The opening of Strata induces a thrill that’s specific to theatre. On stage, three people are alternately magnetised and repelled from one another in a pulsing and highly-choreographed scene that draws the audience instantaneously into the tangle of their relationships.
Showing off the confident hand of director Tiffany Lyndall-Knight, it’s also a scene that represents a disaster. But the meat of the play isn’t in the hyperbolic drama of this big event, but in the much quieter tragedy of flawed human relationships. From the arresting opening scene, the show calms and a sweep of near-naturalistic, non-chronological scenes unfurl to tell the story of Robyn, her brother Brody, and her partner Phil.
Against a backdrop of environmental degradation and commercial exploitation, the trio negotiate the decisions that have led them to their symbolic reckoning. The play is held together by Caithlin O’Loghlen’s perfectly-pitched performance as Robyn; a character in whom playwright Peter Beaglehole has managed to exactly conjure the modern coping mechanism of aggressiveness masking deep-seated existential fear.
While there’s plenty of hints at the larger issues that spark those fears, chiefly Australia’s poor attempts to manage climate change, Strata is in some ways a victim of its own success. The dynamic interplay between characters keeps the personal drama central. The larger story easily gets lost. Despite that, and an unedifying early end to a narrative arc that seems to lack a full stop, it’s a work of skill and real emotion – an excellent introduction to the new festival season.
The second play of the night, Forgiveness, shares a simple but effective set with Strata and carries over some of the first play’s tangled-up tone. Also presented as a series of non-linear scenes that culminate in ultimate catastrophe, Forgiveness is peppered with monologues that cut through the dialogue – allowing the audience to contrast each character’s internal voice with their public persona.
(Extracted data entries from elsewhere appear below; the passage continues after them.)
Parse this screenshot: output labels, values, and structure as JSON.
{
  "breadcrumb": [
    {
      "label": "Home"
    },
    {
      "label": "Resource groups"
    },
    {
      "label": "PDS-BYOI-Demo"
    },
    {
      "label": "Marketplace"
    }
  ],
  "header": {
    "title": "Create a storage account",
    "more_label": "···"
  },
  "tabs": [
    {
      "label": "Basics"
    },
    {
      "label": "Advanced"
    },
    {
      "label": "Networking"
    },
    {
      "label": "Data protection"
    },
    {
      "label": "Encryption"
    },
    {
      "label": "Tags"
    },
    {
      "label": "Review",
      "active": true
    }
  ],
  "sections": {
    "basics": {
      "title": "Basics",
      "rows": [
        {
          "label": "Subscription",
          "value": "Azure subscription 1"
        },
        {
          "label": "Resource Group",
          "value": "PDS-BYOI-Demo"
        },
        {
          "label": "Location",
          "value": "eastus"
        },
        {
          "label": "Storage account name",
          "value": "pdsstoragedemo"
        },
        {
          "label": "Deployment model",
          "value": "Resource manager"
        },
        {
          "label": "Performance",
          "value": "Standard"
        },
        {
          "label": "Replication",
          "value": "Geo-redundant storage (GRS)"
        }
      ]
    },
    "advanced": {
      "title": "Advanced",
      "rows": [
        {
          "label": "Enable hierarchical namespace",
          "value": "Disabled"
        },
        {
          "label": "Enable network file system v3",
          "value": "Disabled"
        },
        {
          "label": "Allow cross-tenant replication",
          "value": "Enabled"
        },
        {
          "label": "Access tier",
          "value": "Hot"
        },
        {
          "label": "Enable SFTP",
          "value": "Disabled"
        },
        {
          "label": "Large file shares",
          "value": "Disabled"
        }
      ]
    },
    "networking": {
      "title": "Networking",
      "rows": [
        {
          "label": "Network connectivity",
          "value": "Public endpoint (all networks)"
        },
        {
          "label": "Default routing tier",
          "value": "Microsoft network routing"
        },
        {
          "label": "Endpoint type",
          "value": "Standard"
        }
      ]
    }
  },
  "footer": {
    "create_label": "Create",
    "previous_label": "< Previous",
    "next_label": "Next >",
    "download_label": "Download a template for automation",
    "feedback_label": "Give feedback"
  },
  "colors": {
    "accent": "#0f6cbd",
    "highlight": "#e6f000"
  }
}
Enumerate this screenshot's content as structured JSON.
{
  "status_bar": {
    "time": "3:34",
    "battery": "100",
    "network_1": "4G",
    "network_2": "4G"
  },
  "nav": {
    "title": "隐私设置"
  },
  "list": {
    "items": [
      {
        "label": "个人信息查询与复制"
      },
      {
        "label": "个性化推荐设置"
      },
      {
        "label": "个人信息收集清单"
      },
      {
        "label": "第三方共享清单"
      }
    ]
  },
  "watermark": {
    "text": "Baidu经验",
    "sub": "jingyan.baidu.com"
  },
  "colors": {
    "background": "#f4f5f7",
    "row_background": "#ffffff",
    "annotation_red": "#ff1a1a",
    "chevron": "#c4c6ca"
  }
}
The concept is sound, but its execution by playwright Piri Eddy errs toward the heavy-handed, as does the story in its entirety. The play examines toxic masculinity, alcohol-dependence and violence, using the bubbling tensions of a small rural community as its vehicle. But it lacks nuance and originality – this story about Australia has been told, and Forgiveness brings little new. Worse, it falls into the most troubling tradition of the trope – allowing the female characters to become ciphers for the problems of men, little more than collateral damage in a masculine drama.
Redeemed by a competent cast, particularly Tom Murdock as Anthony, and clever direction from Anthony Nicola that uses live-filmed footage to bring depth to on-stage action, Forgiveness is a fine way to spend an hour at the theatre. But, unlike Strata, it’s a play that can’t quite manage to tap into the rich vein of emotional truth that makes a show stick with an audience.
Strata // Forgiveness is playing at Rumpus in Bowden until February 21 and is part of the 2021 Adelaide Fringe program.